Przeczytane
✈ Wymienione/Sprzedane
Na prowincji: Toskania,Prowansja,Kornwalia,Mazury
Polscy autorzy
Pod względem literackim ogrom pracy przed panią Wit. Fabuła jakby była relacją ze zdarzeń, pozbawiona większych emocji, pogłębionych sylwetek bohaterów, co w konsekwencji daje sztuczny twór.

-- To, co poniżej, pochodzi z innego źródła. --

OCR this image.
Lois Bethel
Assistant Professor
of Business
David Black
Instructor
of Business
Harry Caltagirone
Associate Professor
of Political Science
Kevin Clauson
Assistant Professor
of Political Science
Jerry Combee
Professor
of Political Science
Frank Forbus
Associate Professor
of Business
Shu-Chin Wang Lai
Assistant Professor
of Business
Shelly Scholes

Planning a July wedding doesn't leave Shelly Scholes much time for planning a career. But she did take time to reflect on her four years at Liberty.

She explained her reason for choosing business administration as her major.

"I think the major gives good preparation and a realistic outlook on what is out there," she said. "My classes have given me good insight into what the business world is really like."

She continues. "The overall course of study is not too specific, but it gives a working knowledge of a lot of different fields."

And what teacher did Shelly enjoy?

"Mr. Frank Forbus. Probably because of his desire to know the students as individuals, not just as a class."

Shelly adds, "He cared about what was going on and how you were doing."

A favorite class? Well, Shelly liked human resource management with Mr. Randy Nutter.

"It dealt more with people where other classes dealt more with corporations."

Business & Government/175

Początek wydawał mi się nawet obiecujący, ale góra 2 pierwsze rozdziały, gdzie czytelnik jeszcze oswaja sie z treścią, a jednocześnie daje szanse, czeka na mocne wrażenia bądź błogą sielskość. Cokolwiek, byleby jasno określone i poprowadzony umiejętnie tok zdarzeń, zachowań bohaterów, jak i sam sposób wypowiedzi.
W "Nie zabija się .." jest naprawdę mdło, z każdym kolejnym rozdziałem coraz trudniej przekładać strony, bo trafiamy na coraz więcej absurdów. Ot, choćby to, że Piotr, dojrzały mężczyzna, wykreowany tutaj na człowieka stroniącego od zaangażowania w związki, nagle dowiaduje się, że od kilku lat jest ojcem i jest proszony o pomoc. Oczywiście od razu staje na wysokości zadania i podejmuje się opieki nad 5-letnią Gabrysią. NI z tego ni z owego wkracza w życie dziecka, a Pani Wit opisuje to jako normalną sytuacje, jakby tatusia nie było góra tydzień. Dziadkowie tez bez mrugnięcia okiem przekazują, w sumie obcemu człowiekowi, swoja wnuczkę. Rozumiem czym jest fikcja literacka, ale bez przesady! Może gdyby konwencja lektury była utrzymana w przejaskrawionym, żartobliwym tonie, to mogłoby się sprawdzić.
Motyw, który miał być tu istotą, czyli postać czarnego kota, którego już na pierwszej stronie książki potrąca bohater ma być widmem fatum, które sam na siebie sprowadził i od ...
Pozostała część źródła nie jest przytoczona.